A CULTURA DO ÓDIO – CRÔNICAS POÉTICAS #8

hate

Qual é o antônimo do amor? O ódio? Não, não mesmo, quem não ama tem um mantra muito especial; “não quero ver essa pessoa nem pintada de ouro”. Frase curiosa, pois a pessoa desgostosa não poderia ser vendida, e mesmo que pudesse, alguém incapaz de tomar um banho não deve ter um valor tão especial assim no mercado. A verdade é que o oposto do amor é a indiferença, o ódio é apenas a irracionalidade do amor.
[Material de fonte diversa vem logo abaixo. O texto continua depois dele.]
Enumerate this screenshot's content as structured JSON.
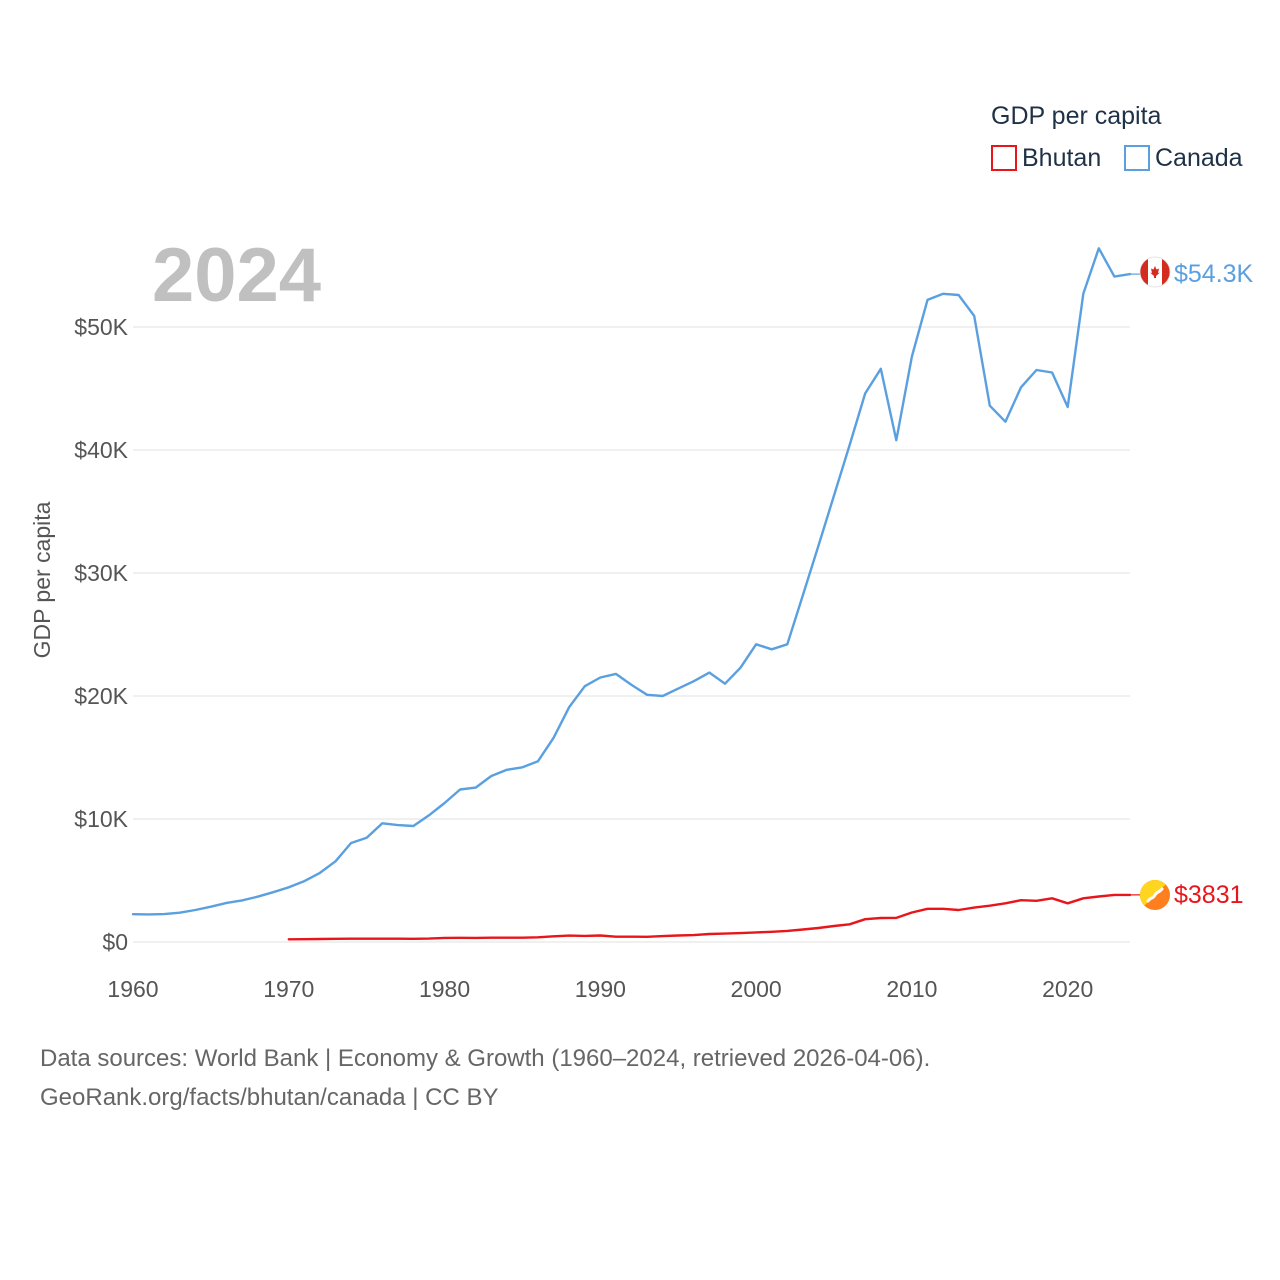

Você acha que ama tanto algo que precisa odiar o que se opõe àquilo. “Eu amo tanto o Vasco que preciso odiar o Flamengo” “Amo tanto o rock que tenho que odiar o funk” “Amo tanto Ivete que minha missão é odiar Claudinha”. O problema de ter o ódio como carro chefe não está naquele clichê que afirma que os sentimentos ruins vão nos matando aos poucos, afinal, isso seria bom, já que ninguém está com pressa de morrer. Pessoas odeiam, pois acreditam que um postura radical e agressiva as torna mais intelectuais. A internet e as redes sociais despertaram um sentimento que, acredito eu, sempre esteve vivo, mas precisava de um espaço para poder ser alojado e, pior, precisava de seguidores que pudessem aprovar tal comportamento. Perdemos a capacidade de ignorar o que não nos agrada, sempre temos uma opinião sensata e abalizada por qualquer site ou qualquer teoria, todos viraram técnicos do The Voice do dia pra noite e perceberam que Pablo Vittar não presta. Críticos de arte estão em abundância no facebook, o caso do MASP deixou isso bem claro e, pior, todos, canhotos e destros, são entendedores sagazes de política, mas só da política do outro lado, que, não coincidentemente, sempre está errado. Aqui vai uma sugestão, ao invés de postarmos algo destilando nosso ódio para o que pode ser facilmente ignorado, podíamos postar o oposto disso. Por exemplo, se você não gosta da Jojo Achocolatado, ao invés de dizer algo contra ela, poderia dar uma sugestão de uma banda que curta muito, assim não estará depreciando o trabalho de ninguém e ainda estará ajudando um artista que você gosta. Vivemos tempos complicados e a paz, cada vez mais, vira somente uma palavra perdida em um velho dicionário.